The various footprint images will be distributed on a white snowy background. They will be arranged in patterns resembling the paths that animals travel in the snow. This will be known as the "detection area." We will write an *.m file that will scan the detection area row by row, looking for snowprints. The detection area will be divided into small regions or windows. For each window, we will run a matched filter to compare its contents with all 24 possible images. If the correlation is low, we will move on. If the correlation is high, we will mark the window as a match for the appropriate animal. The *.m file will draw a dot in the window where the snowprint appears. After the image has been fully scanned, an interpolation algorithm will connect all the points for a given animal and fit a curve to trace the path. These curves will chart the path travelled by each animal.



Possible Innovations:

If there is sufficient time, we intend to research and implement a selective scanning algorithm. It will make an initial pass through the detection area and identify all regions that contain only white space. Any white region will be marked and passed over. Then we will scan the rest of the area and perform the original snowprint matching algorith (described above).

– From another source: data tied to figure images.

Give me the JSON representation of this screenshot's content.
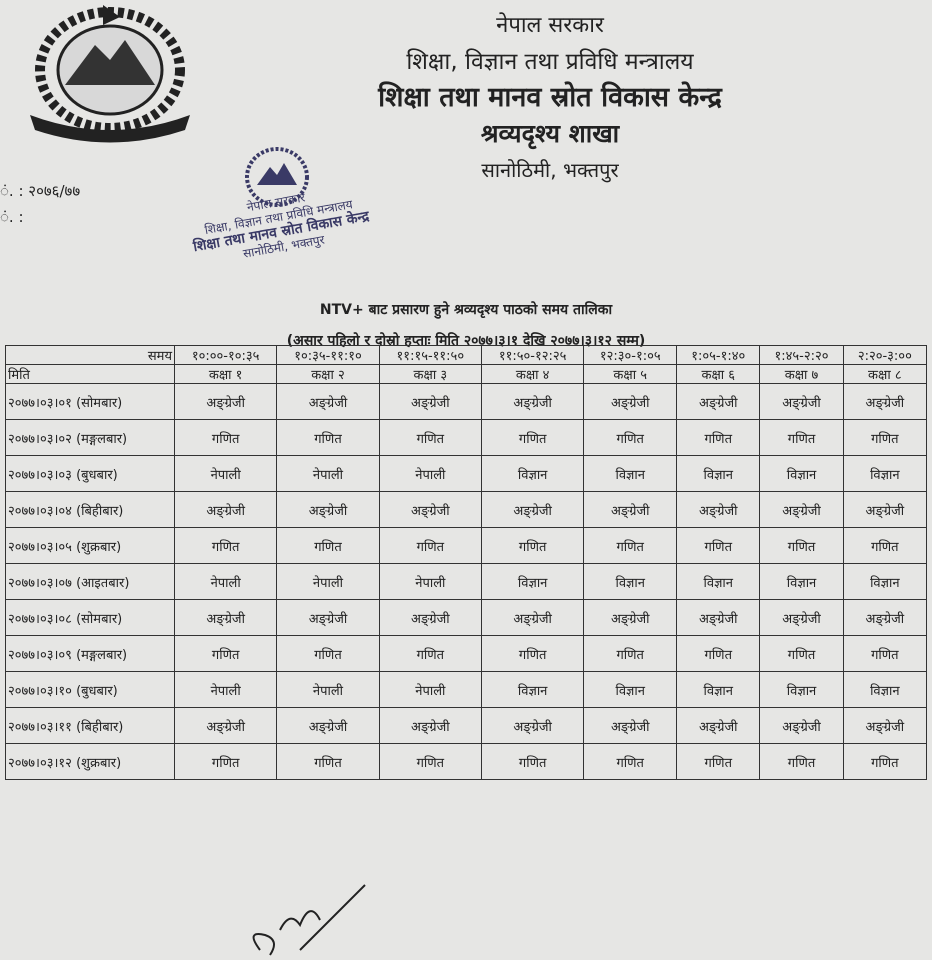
{
  "header": {
    "lines": [
      "नेपाल सरकार",
      "शिक्षा, विज्ञान तथा प्रविधि मन्त्रालय",
      "शिक्षा तथा मानव स्रोत विकास केन्द्र",
      "श्रव्यदृश्य शाखा",
      "सानोठिमी, भक्तपुर"
    ]
  },
  "reference": {
    "lines": [
      "ं. : २०७६/७७",
      "ं. :"
    ]
  },
  "stamp": {
    "lines": [
      "नेपाल सरकार",
      "शिक्षा, विज्ञान तथा प्रविधि मन्त्रालय",
      "शिक्षा तथा मानव स्रोत विकास केन्द्र",
      "सानोठिमी, भक्तपुर"
    ]
  },
  "title": "NTV+ बाट प्रसारण हुने श्रव्यदृश्य पाठको समय तालिका",
  "subtitle": "(असार पहिलो र दोस्रो हप्ताः मिति २०७७।३।१ देखि २०७७।३।१२ सम्म)",
  "table": {
    "time_header": "समय",
    "times": [
      "१०:००-१०:३५",
      "१०:३५-११:१०",
      "११:१५-११:५०",
      "११:५०-१२:२५",
      "१२:३०-१:०५",
      "१:०५-१:४०",
      "१:४५-२:२०",
      "२:२०-३:००"
    ],
    "date_header": "मिति",
    "classes": [
      "कक्षा १",
      "कक्षा २",
      "कक्षा ३",
      "कक्षा ४",
      "कक्षा ५",
      "कक्षा ६",
      "कक्षा ७",
      "कक्षा ८"
    ],
    "rows": [
      [
        "२०७७।०३।०१ (सोमबार)",
        "अङ्ग्रेजी",
        "अङ्ग्रेजी",
        "अङ्ग्रेजी",
        "अङ्ग्रेजी",
        "अङ्ग्रेजी",
        "अङ्ग्रेजी",
        "अङ्ग्रेजी",
        "अङ्ग्रेजी"
      ],
      [
        "२०७७।०३।०२ (मङ्गलबार)",
        "गणित",
        "गणित",
        "गणित",
        "गणित",
        "गणित",
        "गणित",
        "गणित",
        "गणित"
      ],
      [
        "२०७७।०३।०३ (बुधबार)",
        "नेपाली",
        "नेपाली",
        "नेपाली",
        "विज्ञान",
        "विज्ञान",
        "विज्ञान",
        "विज्ञान",
        "विज्ञान"
      ],
      [
        "२०७७।०३।०४ (बिहीबार)",
        "अङ्ग्रेजी",
        "अङ्ग्रेजी",
        "अङ्ग्रेजी",
        "अङ्ग्रेजी",
        "अङ्ग्रेजी",
        "अङ्ग्रेजी",
        "अङ्ग्रेजी",
        "अङ्ग्रेजी"
      ],
      [
        "२०७७।०३।०५ (शुक्रबार)",
        "गणित",
        "गणित",
        "गणित",
        "गणित",
        "गणित",
        "गणित",
        "गणित",
        "गणित"
      ],
      [
        "२०७७।०३।०७ (आइतबार)",
        "नेपाली",
        "नेपाली",
        "नेपाली",
        "विज्ञान",
        "विज्ञान",
        "विज्ञान",
        "विज्ञान",
        "विज्ञान"
      ],
      [
        "२०७७।०३।०८ (सोमबार)",
        "अङ्ग्रेजी",
        "अङ्ग्रेजी",
        "अङ्ग्रेजी",
        "अङ्ग्रेजी",
        "अङ्ग्रेजी",
        "अङ्ग्रेजी",
        "अङ्ग्रेजी",
        "अङ्ग्रेजी"
      ],
      [
        "२०७७।०३।०९ (मङ्गलबार)",
        "गणित",
        "गणित",
        "गणित",
        "गणित",
        "गणित",
        "गणित",
        "गणित",
        "गणित"
      ],
      [
        "२०७७।०३।१० (बुधबार)",
        "नेपाली",
        "नेपाली",
        "नेपाली",
        "विज्ञान",
        "विज्ञान",
        "विज्ञान",
        "विज्ञान",
        "विज्ञान"
      ],
      [
        "२०७७।०३।११ (बिहीबार)",
        "अङ्ग्रेजी",
        "अङ्ग्रेजी",
        "अङ्ग्रेजी",
        "अङ्ग्रेजी",
        "अङ्ग्रेजी",
        "अङ्ग्रेजी",
        "अङ्ग्रेजी",
        "अङ्ग्रेजी"
      ],
      [
        "२०७७।०३।१२ (शुक्रबार)",
        "गणित",
        "गणित",
        "गणित",
        "गणित",
        "गणित",
        "गणित",
        "गणित",
        "गणित"
      ]
    ]
  }
}
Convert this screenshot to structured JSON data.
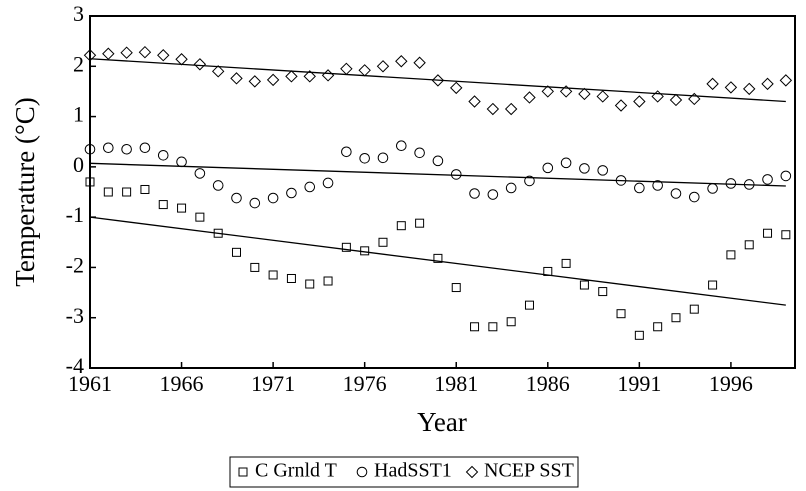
{
  "chart_data": {
    "type": "scatter",
    "x_label": "Year",
    "y_label": "Temperature (°C)",
    "x": [
      1961,
      1962,
      1963,
      1964,
      1965,
      1966,
      1967,
      1968,
      1969,
      1970,
      1971,
      1972,
      1973,
      1974,
      1975,
      1976,
      1977,
      1978,
      1979,
      1980,
      1981,
      1982,
      1983,
      1984,
      1985,
      1986,
      1987,
      1988,
      1989,
      1990,
      1991,
      1992,
      1993,
      1994,
      1995,
      1996,
      1997,
      1998,
      1999
    ],
    "series": [
      {
        "name": "C Grnld T",
        "marker": "square",
        "color": "#000000",
        "values": [
          -0.3,
          -0.5,
          -0.5,
          -0.45,
          -0.75,
          -0.82,
          -1.0,
          -1.32,
          -1.7,
          -2.0,
          -2.15,
          -2.22,
          -2.33,
          -2.27,
          -1.6,
          -1.67,
          -1.5,
          -1.17,
          -1.12,
          -1.82,
          -2.4,
          -3.18,
          -3.18,
          -3.08,
          -2.75,
          -2.08,
          -1.92,
          -2.35,
          -2.48,
          -2.92,
          -3.35,
          -3.18,
          -3.0,
          -2.83,
          -2.35,
          -1.75,
          -1.55,
          -1.32,
          -1.35
        ],
        "trend": {
          "x": [
            1961,
            1999
          ],
          "values": [
            -1.0,
            -2.75
          ]
        }
      },
      {
        "name": "HadSST1",
        "marker": "circle",
        "color": "#000000",
        "values": [
          0.35,
          0.38,
          0.35,
          0.38,
          0.23,
          0.1,
          -0.13,
          -0.37,
          -0.62,
          -0.72,
          -0.62,
          -0.52,
          -0.4,
          -0.32,
          0.3,
          0.17,
          0.18,
          0.42,
          0.28,
          0.12,
          -0.15,
          -0.53,
          -0.55,
          -0.42,
          -0.28,
          -0.02,
          0.08,
          -0.03,
          -0.07,
          -0.27,
          -0.42,
          -0.37,
          -0.53,
          -0.6,
          -0.43,
          -0.33,
          -0.35,
          -0.25,
          -0.18
        ],
        "trend": {
          "x": [
            1961,
            1999
          ],
          "values": [
            0.07,
            -0.38
          ]
        }
      },
      {
        "name": "NCEP SST",
        "marker": "diamond",
        "color": "#000000",
        "values": [
          2.22,
          2.25,
          2.27,
          2.28,
          2.22,
          2.14,
          2.04,
          1.9,
          1.76,
          1.7,
          1.73,
          1.8,
          1.8,
          1.82,
          1.95,
          1.92,
          2.0,
          2.1,
          2.07,
          1.72,
          1.57,
          1.3,
          1.15,
          1.15,
          1.38,
          1.5,
          1.5,
          1.45,
          1.4,
          1.22,
          1.3,
          1.4,
          1.33,
          1.35,
          1.65,
          1.58,
          1.55,
          1.65,
          1.72
        ],
        "trend": {
          "x": [
            1961,
            1999
          ],
          "values": [
            2.15,
            1.3
          ]
        }
      }
    ],
    "xlim": [
      1961,
      1999.5
    ],
    "xticks": [
      1961,
      1966,
      1971,
      1976,
      1981,
      1986,
      1991,
      1996
    ],
    "ylim": [
      -4,
      3
    ],
    "yticks": [
      -4,
      -3,
      -2,
      -1,
      0,
      1,
      2,
      3
    ],
    "legend": "bottom"
  }
}
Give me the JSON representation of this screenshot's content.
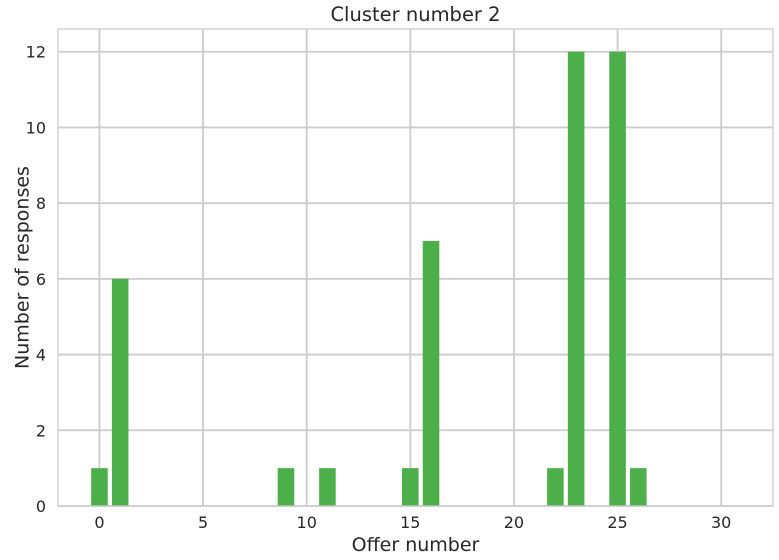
{
  "chart_data": {
    "type": "bar",
    "title": "Cluster number 2",
    "xlabel": "Offer number",
    "ylabel": "Number of responses",
    "x": [
      0,
      1,
      9,
      11,
      15,
      16,
      22,
      23,
      25,
      26
    ],
    "values": [
      1,
      6,
      1,
      1,
      1,
      7,
      1,
      12,
      12,
      1
    ],
    "bar_width": 0.8,
    "xlim": [
      -2,
      32.5
    ],
    "ylim": [
      0,
      12.6
    ],
    "xticks": [
      0,
      5,
      10,
      15,
      20,
      25,
      30
    ],
    "yticks": [
      0,
      2,
      4,
      6,
      8,
      10,
      12
    ],
    "grid": true,
    "colors": {
      "bar": "#4daf4a",
      "grid": "#cccccc",
      "text": "#262626"
    }
  }
}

This modification will greatly speed up the search because it will minimize the number of times we check a given window against the 24 possible images.

Another avenue of exploration would be to replace the matched filter with a more sophisticated image comparison technique. Numerous method will work as long as they produce accurate correlations between two image matrices. This implementation would require some research into alternatives to the matched filter. Ideally, we would like to find a method that is computationally faster and more accurate than the matched filter from class.